Инеж посмотрела через плечо как раз в тот момент, когда Каз переступил порог, вызвав особенно надоедливый скрип половиц. Его тяжелая трость производила больше шума, чем ноги, всё еще босые после их прогулки вокруг озера — прогулки, которую они променяли на иную деятельность после того, как Инеж скинула блузу и юбку, чтобы прыгнуть в чистую воду. Часть его волос по-прежнему была взлохмачена и очаровательно топорщилась — Инеж не знала, после ее рук или после того, как он поменял рубашку. Каз сразу заметил зерно на ее ладони и с любопытным блеском в глазах приподнял бровь.

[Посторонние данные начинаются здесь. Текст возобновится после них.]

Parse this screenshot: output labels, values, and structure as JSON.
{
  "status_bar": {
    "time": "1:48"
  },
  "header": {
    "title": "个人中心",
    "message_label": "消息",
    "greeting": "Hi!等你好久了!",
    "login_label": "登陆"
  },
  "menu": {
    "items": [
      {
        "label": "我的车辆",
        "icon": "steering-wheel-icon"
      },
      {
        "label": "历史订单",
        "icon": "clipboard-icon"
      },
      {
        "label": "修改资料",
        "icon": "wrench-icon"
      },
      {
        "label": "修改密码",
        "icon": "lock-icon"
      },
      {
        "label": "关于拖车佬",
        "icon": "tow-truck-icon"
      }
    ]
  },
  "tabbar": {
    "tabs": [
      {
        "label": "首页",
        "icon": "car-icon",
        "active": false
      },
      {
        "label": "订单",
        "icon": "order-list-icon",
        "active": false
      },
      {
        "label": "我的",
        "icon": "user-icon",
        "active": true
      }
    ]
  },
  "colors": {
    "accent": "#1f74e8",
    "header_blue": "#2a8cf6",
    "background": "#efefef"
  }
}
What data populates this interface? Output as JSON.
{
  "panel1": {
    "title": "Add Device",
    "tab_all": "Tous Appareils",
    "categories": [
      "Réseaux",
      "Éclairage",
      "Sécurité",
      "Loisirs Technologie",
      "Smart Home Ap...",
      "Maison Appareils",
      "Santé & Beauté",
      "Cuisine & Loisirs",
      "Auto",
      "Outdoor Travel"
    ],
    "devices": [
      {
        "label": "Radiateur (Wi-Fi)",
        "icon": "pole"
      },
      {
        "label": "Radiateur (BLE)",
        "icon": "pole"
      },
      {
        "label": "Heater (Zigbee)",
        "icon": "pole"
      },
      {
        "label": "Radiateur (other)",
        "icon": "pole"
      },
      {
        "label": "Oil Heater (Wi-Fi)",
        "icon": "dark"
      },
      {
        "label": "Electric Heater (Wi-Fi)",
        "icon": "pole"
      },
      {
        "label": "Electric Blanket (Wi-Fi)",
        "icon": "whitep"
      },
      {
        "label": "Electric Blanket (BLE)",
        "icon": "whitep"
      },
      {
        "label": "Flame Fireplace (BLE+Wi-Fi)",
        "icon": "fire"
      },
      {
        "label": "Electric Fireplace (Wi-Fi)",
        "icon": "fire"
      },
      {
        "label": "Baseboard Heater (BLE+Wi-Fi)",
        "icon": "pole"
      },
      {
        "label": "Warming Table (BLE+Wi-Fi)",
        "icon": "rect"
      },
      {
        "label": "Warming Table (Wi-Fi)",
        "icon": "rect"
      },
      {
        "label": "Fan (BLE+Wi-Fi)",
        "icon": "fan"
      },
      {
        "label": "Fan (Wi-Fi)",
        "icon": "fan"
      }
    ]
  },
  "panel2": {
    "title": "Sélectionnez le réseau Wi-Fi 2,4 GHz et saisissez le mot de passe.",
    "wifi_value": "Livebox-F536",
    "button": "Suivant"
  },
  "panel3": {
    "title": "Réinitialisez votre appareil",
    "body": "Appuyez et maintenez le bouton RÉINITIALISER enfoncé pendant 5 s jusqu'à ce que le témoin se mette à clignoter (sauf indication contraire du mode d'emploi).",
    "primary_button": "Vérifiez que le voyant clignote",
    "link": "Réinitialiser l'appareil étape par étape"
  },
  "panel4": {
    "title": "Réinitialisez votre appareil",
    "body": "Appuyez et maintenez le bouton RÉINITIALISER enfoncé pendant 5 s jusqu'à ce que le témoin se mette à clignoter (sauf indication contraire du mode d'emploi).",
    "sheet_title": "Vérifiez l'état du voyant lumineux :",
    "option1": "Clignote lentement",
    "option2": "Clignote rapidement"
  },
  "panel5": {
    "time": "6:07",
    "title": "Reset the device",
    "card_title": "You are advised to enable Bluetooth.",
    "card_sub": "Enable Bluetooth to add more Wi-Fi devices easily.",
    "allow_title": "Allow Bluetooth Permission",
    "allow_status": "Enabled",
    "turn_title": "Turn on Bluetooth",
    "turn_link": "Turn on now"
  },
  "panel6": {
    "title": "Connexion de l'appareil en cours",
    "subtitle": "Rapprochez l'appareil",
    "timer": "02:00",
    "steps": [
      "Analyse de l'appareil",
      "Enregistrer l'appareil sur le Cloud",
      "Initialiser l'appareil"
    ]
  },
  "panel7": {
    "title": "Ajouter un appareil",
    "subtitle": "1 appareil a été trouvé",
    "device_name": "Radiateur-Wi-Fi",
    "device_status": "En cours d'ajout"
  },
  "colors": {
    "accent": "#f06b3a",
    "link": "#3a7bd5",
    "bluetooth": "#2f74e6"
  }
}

— Что ты делаешь? — спросил он.
Инеж повернулась обратно к окну, чтобы он не видел улыбку на ее лице.
— Ничего.
Каз фыркнул, а потом медленно приблизился, половицы протестовали под его ногами у нее за спиной.
— Это худшая ложь, что ты когда-либо говорила мне. Хранишь секреты, жена моя?
Его голос потяжелел на последних словах, и Инеж усмехнулась, чувствуя, как потеплели щеки. Он любил называть ее так — и она любила, когда он это делал, зная, что он принадлежит ей, так же как и она — ему.
— Что ж, — вздохнула Инеж, позволив зернам просыпаться сквозь пальцы. — Думаю, ты всё равно узнаешь рано или поздно. Я пыталась кормить птиц.
Каз остановился позади нее, кончик пальца без перчатки провел по ее спине. Он ничего не сказал. Инеж наклонила голову, забавляясь тем, что представляла выражение, которое, она знала, сейчас появилось на его лице — нахмуренные брови, слегка сморщенный нос.
— Ну знаешь, — продолжила она, — чтобы они прилетали сюда и надоедали тебе, как вороны в Клепке. И тогда в мое отсутствие ты просто вынужден будешь думать обо мне.
Инеж ожидала ироничного ответа, какого-нибудь саркастичного замечания насчет того, что птиц в провинции не так легко завоевать, как грязных воронов, но вместо этого услышала только отчетливый стук упавшей на пол трости. Прежде чем она успела обернуться в уверенности, что увидит Каза распластанным у ее ног — отравленного чаем, который они пили тем утром в городском кафе, пронзенного ножом Паука, который каким-то образом проследовал за ними весь путь из глубин Кеттердама, — руки Каза сомкнулись вокруг нее. Он притянул ее к своей груди, отчего оставшиеся в пакете зерна в ее руке разлетелись по ветру.
— Я так сильно люблю тебя, знаешь? — прошептал он ей в волосы, его голос задрожал от смешка или, может, от чего-то еще.
Оправившись от удивления, Инеж взяла его запястье возле своей груди и мягко сжала, повернув голову, чтобы уткнуться носом ему в щеку.
— Да, я в курсе, — пробормотала она и ухмыльнулась, когда он захватил ее губы в глубоком поцелуе.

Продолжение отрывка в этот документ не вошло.